Сычонок тоже посмотрел вверх, прищуря один глаз, хотя солнца никакого и не было. А облака, точнее небесная муть, какое-то отвислое брюхо кисельное, были еще ниже. И все вокруг притихало. Смолкали кузнечики, птицы затаивались.
– А ради чиво ти не молвил бо про буквицы? – вопросила Гостена и попрыгала на одной ноге, вытрясая воду из уха, потом на другой. – Али ти перевертень и есть? А, Лелека?

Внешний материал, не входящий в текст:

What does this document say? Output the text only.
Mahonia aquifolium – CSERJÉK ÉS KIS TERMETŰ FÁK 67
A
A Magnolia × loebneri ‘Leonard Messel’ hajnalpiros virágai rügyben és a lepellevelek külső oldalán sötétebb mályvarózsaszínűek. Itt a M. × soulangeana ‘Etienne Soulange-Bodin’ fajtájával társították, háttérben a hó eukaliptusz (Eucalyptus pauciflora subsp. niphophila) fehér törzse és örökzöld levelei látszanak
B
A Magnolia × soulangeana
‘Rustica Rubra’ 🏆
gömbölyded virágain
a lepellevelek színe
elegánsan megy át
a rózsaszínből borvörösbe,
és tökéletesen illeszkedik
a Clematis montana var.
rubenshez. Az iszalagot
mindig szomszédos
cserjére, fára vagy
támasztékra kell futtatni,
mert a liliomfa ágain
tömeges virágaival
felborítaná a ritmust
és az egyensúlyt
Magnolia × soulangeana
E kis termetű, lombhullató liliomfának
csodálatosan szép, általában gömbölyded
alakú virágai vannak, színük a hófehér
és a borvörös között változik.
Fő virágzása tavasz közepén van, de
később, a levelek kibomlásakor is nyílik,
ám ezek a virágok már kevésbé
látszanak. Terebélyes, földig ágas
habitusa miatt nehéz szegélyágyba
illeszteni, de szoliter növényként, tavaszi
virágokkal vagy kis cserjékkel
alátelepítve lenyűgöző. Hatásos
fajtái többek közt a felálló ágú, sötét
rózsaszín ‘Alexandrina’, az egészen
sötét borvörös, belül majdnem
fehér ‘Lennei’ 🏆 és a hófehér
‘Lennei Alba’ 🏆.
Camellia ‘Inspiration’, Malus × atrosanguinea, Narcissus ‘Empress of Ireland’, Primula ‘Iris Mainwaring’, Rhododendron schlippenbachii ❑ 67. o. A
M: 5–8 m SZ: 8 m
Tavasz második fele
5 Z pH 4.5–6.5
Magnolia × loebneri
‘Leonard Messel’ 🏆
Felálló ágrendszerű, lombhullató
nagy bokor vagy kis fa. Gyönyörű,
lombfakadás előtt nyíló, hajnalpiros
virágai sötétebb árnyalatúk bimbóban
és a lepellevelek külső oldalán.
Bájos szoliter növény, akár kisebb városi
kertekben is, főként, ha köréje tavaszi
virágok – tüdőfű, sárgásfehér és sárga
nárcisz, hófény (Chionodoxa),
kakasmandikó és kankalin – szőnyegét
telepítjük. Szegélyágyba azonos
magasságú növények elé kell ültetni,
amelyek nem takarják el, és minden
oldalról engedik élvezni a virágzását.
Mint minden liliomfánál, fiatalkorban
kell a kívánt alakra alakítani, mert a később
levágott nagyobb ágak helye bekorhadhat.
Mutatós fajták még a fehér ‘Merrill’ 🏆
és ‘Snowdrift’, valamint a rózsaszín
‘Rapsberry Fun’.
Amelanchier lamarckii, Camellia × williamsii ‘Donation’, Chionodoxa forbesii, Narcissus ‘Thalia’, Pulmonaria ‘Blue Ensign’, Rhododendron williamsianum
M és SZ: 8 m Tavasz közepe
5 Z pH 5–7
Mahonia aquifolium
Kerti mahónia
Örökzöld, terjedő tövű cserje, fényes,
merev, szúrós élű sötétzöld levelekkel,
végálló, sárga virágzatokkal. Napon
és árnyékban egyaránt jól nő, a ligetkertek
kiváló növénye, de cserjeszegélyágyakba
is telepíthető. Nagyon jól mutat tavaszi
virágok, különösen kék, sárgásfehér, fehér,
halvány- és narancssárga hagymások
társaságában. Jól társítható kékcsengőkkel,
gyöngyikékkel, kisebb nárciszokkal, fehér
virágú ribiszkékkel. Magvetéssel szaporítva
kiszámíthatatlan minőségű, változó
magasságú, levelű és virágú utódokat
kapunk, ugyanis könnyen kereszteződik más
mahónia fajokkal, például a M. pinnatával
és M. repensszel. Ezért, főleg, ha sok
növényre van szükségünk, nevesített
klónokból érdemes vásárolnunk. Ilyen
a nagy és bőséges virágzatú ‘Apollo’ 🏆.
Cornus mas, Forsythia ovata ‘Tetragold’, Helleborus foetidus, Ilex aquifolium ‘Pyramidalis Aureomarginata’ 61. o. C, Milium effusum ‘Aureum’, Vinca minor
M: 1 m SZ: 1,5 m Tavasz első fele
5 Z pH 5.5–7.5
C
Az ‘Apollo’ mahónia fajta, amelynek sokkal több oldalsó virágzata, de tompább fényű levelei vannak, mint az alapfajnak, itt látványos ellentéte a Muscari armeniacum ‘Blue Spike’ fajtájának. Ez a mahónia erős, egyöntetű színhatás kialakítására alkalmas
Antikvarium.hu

Сычонок отрицательно покрутил головой.
– А ради чиво ослобонили Хорта? – тише вопросила она.
Сычонок ткнул себя пальцем в рот. Гостена внимательно смотрела.
– Ай?.. Исть восхотели?.. Не? А чиво? Проглотить?.. Не? Куснуть? Не? А чиво?..
Сычонок приставил ладонь к губам и помахал ею.
– Рыба?.. Не? А чиво же?.. Язык?
И Сычонок закивал.
Гостенана кручивала прядь волос на палец и пытливо следила за мальчиком.
– Урезан?
Сычонок высунул язык. Гостена поглядела и вдруг протянула руку и хотела ухватиться за него, но Сычонок тут же спрятал язык, вытер губы.
– Ой, Лелека, шо ти гаворишь, не разумею ни-ни. Пойдем уж за бычком-то… А яво може волки и съили. Цап-царап да и потянули в логовище. Ой и влетит от мамки. Пела ль я, егда каркал гавран?..
Сычонок пожимал плечами, он не помнил.
– А то, ежель пела, а гавран-то каркал, то и узреть нам тада волка!
Они выбрались наверх и пошли уже рядом. Отсюда можно было и берег реки видеть, и низины, и луговины, и болотинки с желтыми цветами.
А где-то далеко уже заворчало небо. Гостена приостановилась.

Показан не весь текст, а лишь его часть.